For one person, the odd structure of the mammalian kidney was enough to convince her of the validity of the evolutionary viewpoint. (The kidney gets rid of an enormous volume of water in the manner of the fishes, but then must turn right around and reabsorb most of it since mammals aren't fresh water fishes.) For another person it might be the realization that vertebrates are cursed with an inside-out retina in the eye. (The nerves and blood vessels that serve the light sensitive cells pass in front of them partially obscuring the field of view. Octopuses and other cephalopods have the retinas of their eyes put together correctly with the nerves and blood vessels tucked behind the photosensitive cells.) Did God at the time of the "Fall" turn the vertebrate retina inside-out, or is the vertebrate eye a separate evolutionary accomplishment from the cephalopod eye?
There is a particularly humorous example from the history of science that calls into serious question the divine design hypothesis of creationists while, at the same time, serving to underscore the evolutionary success and taxonomic diversity of the order Coleoptera. Perhaps the story has been embellished through the years. I haven't traced the quote to the original, but it is reported that Biologist J. B. S. Haldane was asked by a reporter, "What characteristic of the deity do you chiefly discern in the design of creation?" Haldane's now famous response is reported to have been, "An inordinate fondness for beetles."

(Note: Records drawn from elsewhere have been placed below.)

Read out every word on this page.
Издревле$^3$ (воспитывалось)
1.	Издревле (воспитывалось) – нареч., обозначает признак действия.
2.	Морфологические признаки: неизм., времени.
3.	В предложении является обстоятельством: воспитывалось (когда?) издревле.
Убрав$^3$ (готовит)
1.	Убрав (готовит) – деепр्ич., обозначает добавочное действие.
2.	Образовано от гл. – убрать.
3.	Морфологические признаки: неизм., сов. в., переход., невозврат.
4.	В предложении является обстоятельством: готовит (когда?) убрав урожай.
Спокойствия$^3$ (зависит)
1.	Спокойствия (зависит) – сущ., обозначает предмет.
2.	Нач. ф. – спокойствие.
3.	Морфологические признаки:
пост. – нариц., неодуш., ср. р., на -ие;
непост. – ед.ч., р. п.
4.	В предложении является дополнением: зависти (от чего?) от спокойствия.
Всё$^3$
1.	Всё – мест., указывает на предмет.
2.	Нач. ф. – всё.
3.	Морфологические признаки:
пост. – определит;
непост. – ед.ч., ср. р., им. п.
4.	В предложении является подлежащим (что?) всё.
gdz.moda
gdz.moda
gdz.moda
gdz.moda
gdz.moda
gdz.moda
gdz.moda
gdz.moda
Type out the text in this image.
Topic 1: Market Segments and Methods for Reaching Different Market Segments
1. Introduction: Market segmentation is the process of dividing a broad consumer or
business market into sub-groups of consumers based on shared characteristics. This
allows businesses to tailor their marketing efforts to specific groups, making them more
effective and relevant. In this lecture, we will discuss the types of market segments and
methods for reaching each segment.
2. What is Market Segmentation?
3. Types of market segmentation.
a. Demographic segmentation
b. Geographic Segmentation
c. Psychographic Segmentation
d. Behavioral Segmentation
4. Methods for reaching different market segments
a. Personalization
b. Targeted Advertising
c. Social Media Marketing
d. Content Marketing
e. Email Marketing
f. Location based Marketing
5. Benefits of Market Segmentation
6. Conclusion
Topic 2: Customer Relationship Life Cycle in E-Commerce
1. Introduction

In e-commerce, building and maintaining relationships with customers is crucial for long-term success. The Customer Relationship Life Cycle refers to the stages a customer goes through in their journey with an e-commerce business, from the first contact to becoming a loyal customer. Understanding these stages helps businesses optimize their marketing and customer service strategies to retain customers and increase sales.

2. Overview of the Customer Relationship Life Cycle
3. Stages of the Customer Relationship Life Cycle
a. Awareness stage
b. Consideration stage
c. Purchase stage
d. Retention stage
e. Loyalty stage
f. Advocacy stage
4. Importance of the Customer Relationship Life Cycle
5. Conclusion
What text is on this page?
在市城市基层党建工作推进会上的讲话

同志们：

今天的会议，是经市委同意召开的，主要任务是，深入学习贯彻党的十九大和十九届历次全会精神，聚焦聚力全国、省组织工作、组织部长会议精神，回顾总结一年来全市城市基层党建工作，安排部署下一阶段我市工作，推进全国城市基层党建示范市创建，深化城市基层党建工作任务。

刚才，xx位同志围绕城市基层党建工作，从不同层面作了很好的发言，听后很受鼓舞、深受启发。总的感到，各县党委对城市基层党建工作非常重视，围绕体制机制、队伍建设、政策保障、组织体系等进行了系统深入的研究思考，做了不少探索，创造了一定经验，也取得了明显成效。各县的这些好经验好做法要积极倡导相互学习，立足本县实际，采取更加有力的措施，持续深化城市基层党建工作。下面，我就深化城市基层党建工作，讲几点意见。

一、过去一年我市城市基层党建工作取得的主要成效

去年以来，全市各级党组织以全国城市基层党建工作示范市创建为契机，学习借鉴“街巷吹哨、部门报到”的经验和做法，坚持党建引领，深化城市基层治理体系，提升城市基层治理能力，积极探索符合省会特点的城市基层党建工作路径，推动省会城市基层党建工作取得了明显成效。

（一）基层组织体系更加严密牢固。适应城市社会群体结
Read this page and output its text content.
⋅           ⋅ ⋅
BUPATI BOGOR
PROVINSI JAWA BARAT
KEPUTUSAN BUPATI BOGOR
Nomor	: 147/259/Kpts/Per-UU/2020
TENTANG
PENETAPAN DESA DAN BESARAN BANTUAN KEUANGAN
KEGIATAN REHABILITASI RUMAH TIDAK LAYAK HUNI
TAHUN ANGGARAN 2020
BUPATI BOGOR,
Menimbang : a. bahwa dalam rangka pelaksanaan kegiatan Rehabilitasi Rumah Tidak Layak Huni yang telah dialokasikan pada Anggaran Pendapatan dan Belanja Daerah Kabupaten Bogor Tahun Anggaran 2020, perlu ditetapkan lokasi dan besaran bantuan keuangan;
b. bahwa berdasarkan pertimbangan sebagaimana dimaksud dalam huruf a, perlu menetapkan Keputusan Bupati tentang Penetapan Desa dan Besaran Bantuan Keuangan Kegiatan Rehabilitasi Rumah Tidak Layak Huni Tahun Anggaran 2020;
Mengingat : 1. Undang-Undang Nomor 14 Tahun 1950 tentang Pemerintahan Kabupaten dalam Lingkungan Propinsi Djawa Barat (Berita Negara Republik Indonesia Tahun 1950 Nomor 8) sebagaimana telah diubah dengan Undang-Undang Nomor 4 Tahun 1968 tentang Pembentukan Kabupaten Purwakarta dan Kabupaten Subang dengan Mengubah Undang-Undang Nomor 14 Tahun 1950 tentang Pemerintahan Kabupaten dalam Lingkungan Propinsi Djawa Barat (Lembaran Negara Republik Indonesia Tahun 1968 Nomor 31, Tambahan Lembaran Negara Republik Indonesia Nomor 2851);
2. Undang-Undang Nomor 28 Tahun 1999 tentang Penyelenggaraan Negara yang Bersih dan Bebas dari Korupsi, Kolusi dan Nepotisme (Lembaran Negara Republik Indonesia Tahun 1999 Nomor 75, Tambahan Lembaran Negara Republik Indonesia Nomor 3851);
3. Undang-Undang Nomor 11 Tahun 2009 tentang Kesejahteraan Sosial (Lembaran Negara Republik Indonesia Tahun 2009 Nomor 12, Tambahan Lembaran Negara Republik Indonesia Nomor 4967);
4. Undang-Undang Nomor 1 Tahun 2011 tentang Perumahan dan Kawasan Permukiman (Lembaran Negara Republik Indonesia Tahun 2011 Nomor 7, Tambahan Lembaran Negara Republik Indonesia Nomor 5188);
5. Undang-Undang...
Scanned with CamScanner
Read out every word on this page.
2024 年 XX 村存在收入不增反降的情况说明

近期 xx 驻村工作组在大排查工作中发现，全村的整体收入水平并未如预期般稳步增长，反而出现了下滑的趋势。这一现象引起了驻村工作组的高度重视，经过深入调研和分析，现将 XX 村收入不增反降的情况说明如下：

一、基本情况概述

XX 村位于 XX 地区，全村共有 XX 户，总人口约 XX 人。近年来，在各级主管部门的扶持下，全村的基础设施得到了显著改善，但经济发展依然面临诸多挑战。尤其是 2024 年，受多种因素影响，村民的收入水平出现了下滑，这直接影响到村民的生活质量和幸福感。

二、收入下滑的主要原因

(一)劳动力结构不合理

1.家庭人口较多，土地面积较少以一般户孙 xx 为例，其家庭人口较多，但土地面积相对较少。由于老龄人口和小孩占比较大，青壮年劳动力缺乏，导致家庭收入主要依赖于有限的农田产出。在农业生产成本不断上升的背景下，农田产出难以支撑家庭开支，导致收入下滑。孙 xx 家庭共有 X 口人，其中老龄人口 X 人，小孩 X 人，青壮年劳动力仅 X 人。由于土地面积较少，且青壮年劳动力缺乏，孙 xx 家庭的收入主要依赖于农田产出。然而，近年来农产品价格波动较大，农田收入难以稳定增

Whether true or not, the quote captures the essence of modern divine design considerations. If we take the time to consider biology in any depth at all, we are left with a picture of a bumbling and frivolous god, one who tinkers and constantly tries minor adjustments, and who frequently doesn't get things right. The god that emerges from this type of analysis is far more concerned with the continued ability to make copies of genetic information than with the welfare of any particular species such as Homo sapiens.
On the other hand, if design considerations really show design by mutation, natural selection, and chance, one really isn't saying anything about the attributes of a deity, whether positively or negatively. From the standpoint of religion, it would seem far better to argue that life got here through the natural process of evolution than to argue that the Judaeo-Christian god is a bumbling and cruel oaf. From the standpoint of science, however, nothing can be said about the supernatural. That's why we call it natural science.
Conclusion
It was through references to the notion of design that Darwin convinced most of his contemporaries of the validity of evolution. Nature makes an overwhelming case for design by natural mechanisms as opposed to design by external intelligence. Gould provides many simple intuitive examples of this in The Panda's Thumb (1980).
In the face of this, it is ironic that many creationists claim that design arguments are their most successful tool for keeping the faithful faithful. Perhaps they have found such success only because few people since Darwin's time have presented to the public the much more persuasive case for design by natural mechanisms. Hopefully this exchange with Dr. Geisler will show many on the evolution side how to improve their presentation of the case for evolution.